Liu Xiaofeng, Xing Fangxu, Prince Jerry L, Stone Maureen, Fakhri Georges El, Woo Jonghye
Gordon Center for Medical Imaging, Massachusetts General Hospital and Harvard Medical School, Boston, MA 02114 USA.
Department of Electrical and Computer Engineering, Johns Hopkins University, Baltimore, MD 21218 USA.
Proc SPIE Int Soc Opt Eng. 2023 Feb;12464. doi: 10.1117/12.2653345. Epub 2023 Apr 3.
Investigating the relationship between internal tissue point motion of the tongue and oropharyngeal muscle deformation measured from tagged MRI and intelligible speech can aid in advancing speech motor control theories and developing novel treatment methods for speech related-disorders. However, elucidating the relationship between these two sources of information is challenging, due in part to the disparity in data structure between spatiotemporal motion fields (i.e., 4D motion fields) and one-dimensional audio waveforms. In this work, we present an efficient encoder-decoder translation network for exploring the predictive information inherent in 4D motion fields via 2D spectrograms as a surrogate of the audio data. Specifically, our encoder is based on 3D convolutional spatial modeling and transformer-based temporal modeling. The extracted features are processed by an asymmetric 2D convolution decoder to generate spectrograms that correspond to 4D motion fields. Furthermore, we incorporate a generative adversarial training approach into our framework to further improve synthesis quality on our generated spectrograms. We experiment on 63 paired motion field sequences and speech waveforms, demonstrating that our framework enables the generation of clear audio waveforms from a sequence of motion fields. Thus, our framework has the potential to improve our understanding of the relationship between these two modalities and inform the development of treatments for speech disorders.

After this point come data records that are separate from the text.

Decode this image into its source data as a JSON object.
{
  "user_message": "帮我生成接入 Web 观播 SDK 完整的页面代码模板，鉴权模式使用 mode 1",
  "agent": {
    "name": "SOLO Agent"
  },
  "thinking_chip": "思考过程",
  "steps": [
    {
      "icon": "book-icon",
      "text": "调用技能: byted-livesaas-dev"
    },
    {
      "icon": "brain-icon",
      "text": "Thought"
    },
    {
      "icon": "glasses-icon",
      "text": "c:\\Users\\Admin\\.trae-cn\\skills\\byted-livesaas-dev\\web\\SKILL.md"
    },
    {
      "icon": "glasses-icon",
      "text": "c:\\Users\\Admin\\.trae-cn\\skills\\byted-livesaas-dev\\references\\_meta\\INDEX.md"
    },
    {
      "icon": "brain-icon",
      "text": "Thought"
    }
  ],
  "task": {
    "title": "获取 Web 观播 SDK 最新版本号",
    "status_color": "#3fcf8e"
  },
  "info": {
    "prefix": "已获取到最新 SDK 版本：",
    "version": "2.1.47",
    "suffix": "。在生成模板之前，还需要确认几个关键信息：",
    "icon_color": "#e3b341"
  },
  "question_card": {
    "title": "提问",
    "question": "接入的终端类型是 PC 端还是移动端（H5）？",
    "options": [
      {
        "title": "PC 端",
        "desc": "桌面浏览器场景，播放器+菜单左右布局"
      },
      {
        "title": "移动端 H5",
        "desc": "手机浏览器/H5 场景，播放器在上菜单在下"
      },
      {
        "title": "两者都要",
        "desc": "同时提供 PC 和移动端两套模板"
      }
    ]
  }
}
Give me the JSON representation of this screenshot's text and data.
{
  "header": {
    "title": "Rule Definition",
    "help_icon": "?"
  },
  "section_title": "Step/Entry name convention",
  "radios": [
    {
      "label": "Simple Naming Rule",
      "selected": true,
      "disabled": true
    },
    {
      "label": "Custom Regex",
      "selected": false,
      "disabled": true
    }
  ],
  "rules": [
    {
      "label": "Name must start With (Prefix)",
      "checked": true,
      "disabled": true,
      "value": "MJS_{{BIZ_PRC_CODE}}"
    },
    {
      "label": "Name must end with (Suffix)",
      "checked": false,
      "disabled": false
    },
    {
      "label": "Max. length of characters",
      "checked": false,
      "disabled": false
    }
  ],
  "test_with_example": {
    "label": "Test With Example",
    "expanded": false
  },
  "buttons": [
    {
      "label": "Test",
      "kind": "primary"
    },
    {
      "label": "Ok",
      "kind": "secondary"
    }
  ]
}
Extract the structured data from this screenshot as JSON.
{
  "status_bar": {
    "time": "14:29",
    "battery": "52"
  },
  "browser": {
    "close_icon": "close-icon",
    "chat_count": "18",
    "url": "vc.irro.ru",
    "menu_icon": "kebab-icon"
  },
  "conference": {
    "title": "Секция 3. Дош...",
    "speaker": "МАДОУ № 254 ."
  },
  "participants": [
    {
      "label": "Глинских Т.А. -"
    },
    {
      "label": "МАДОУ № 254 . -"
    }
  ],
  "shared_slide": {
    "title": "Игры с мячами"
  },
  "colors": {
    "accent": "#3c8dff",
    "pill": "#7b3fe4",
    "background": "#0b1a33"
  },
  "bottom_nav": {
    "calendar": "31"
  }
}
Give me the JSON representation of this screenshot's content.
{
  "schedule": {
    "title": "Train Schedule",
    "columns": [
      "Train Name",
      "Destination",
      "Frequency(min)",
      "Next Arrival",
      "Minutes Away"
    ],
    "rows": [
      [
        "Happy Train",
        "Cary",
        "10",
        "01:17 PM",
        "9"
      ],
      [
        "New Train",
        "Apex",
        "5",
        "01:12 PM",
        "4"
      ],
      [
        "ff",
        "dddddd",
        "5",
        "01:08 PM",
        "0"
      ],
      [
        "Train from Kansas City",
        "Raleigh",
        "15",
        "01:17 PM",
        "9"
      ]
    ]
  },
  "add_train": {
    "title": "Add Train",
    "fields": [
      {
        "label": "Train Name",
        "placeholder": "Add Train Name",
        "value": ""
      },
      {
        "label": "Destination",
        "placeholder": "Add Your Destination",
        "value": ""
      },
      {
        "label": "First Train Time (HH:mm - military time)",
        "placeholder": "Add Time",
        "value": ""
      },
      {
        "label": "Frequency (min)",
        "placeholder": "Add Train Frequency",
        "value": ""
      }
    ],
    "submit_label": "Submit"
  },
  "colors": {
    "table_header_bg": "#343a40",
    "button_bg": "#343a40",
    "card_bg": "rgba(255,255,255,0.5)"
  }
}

研究从标记磁共振成像测量得到的舌头内部组织点运动与口咽肌肉变形之间的关系,以及与可理解语音之间的关系,有助于推进言语运动控制理论,并为言语相关障碍开发新的治疗方法。然而,阐明这两种信息来源之间的关系具有挑战性,部分原因是时空运动场(即4D运动场)和一维音频波形之间的数据结构存在差异。在这项工作中,我们提出了一种高效的编码器-解码器翻译网络,用于通过二维频谱图作为音频数据的替代物来探索4D运动场中固有的预测信息。具体而言,我们的编码器基于3D卷积空间建模和基于Transformer的时间建模。提取的特征由非对称二维卷积解码器处理,以生成与4D运动场相对应的频谱图。此外,我们将生成对抗训练方法纳入我们的框架,以进一步提高我们生成的频谱图的合成质量。我们对63对运动序列和语音波形进行了实验,证明我们的框架能够从一系列运动场生成清晰的音频波形。因此,我们的框架有可能增进我们对这两种模态之间关系的理解,并为言语障碍治疗方法的开发提供信息。